“沈宴!”林初念拿起桌上的书就要打他。
“哎哎哎别别别!”沈宴往后一缩,双手挡在身前,一脸无辜,“我这不是关心你嘛!我每天对着他那张冷脸,好不容易逃出来,你还打我?你有没有人性?”
林初念深吸一口气,把书放下。
沈宴见她脸色稍缓,又小心翼翼地凑回来,压低声音:“所以到底怎么回事?你告诉我,我又不会到处说。我是你老乡,咱俩是同一战线的,我还能害你?”
林初念沉默了片刻,闷声道:“是他自己误会的。”
“怎么误会的?”
“赵锦珠写了封信,托我转交给他。我不小心把信弄湿了,字迹看不清,就凭记忆重新写了一封。内容还是赵锦珠的,就是字迹是我的。他拿了信就进宫了,我没来得及说。后来……后来就忘了。”

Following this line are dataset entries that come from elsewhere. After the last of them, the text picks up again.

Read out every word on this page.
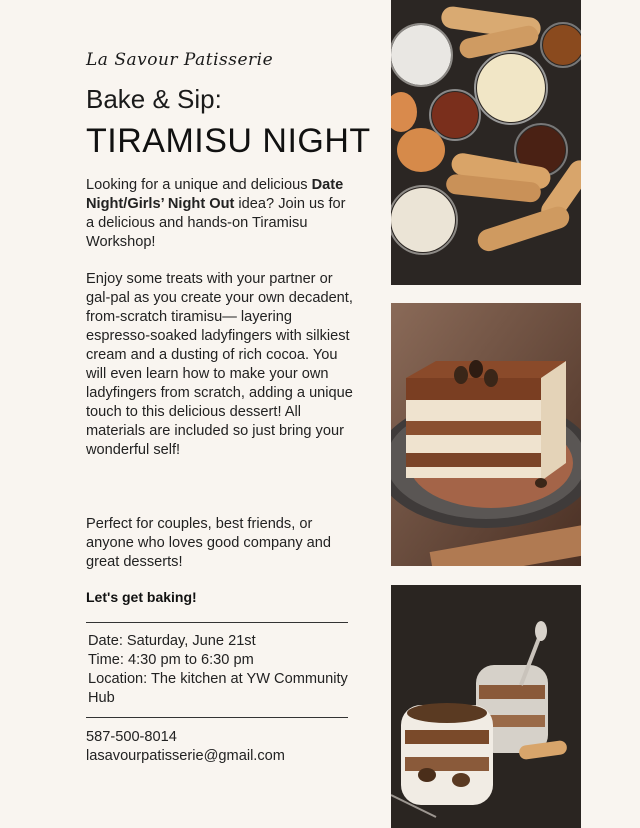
La Savour Patisserie
Bake & Sip:
TIRAMISU NIGHT
Looking for a unique and delicious Date Night/Girls’ Night Out idea? Join us for a delicious and hands-on Tiramisu Workshop!
Enjoy some treats with your partner or gal-pal as you create your own decadent, from-scratch tiramisu— layering espresso-soaked ladyfingers with silkiest cream and a dusting of rich cocoa. You will even learn how to make your own ladyfingers from scratch, adding a unique touch to this delicious dessert! All materials are included so just bring your wonderful self!
Perfect for couples, best friends, or anyone who loves good company and great desserts!
Let's get baking!
Date: Saturday, June 21st
Time: 4:30 pm to 6:30 pm
Location: The kitchen at YW Community Hub
587-500-8014
lasavourpatisserie@gmail.com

“忘了?”沈宴瞪大了眼睛,“这么重要的事你也能忘?”
“事情那么多,我哪记得住!”林初念没好气。
沈宴盯着她看了几秒,忽然“啧啧”两声,摇头晃脑地感慨起来:“所以他就一直以为那封信是你写的?‘初见心动,日久愈浓。而今深陷,唯愿长守’——这话是你写的还是赵锦珠写的?”
“……赵锦珠的原话。”
“浓缩版!”
“浓缩版?”沈宴嘴角一抽,整个人往后一仰,一脸“你牛逼”的表情,“人家写了一整封情书,你给人浓缩成十六个字?难怪赵锦珠最后剐了你一眼。”
林初念张了张嘴,说不出话。
沈宴看着她这副理亏又嘴硬的样子,忽然笑了,笑声里带着几分感慨:“萧诀延那种人,居然会因为一封信惦记这么久,你那天看清他的表情吗?赵锦珠说‘那封信是我写的’的时候,他那张脸啊,我跟你形容一下——”
他清了清嗓子,学着萧诀延的表情,面无表情,眼神空洞,嘴唇微微动了一下。
“原来如此。”他用一种极其平淡、极其空洞的语气说了这四个字,然后顿了顿,“就四个字。但你听得出那底下压着的东西。怎么说呢,就像——你中了一千万,结果发现彩票是隔壁老王的。整个人都空了。”
林初念垂下眼,手指不自觉地攥紧了衣角。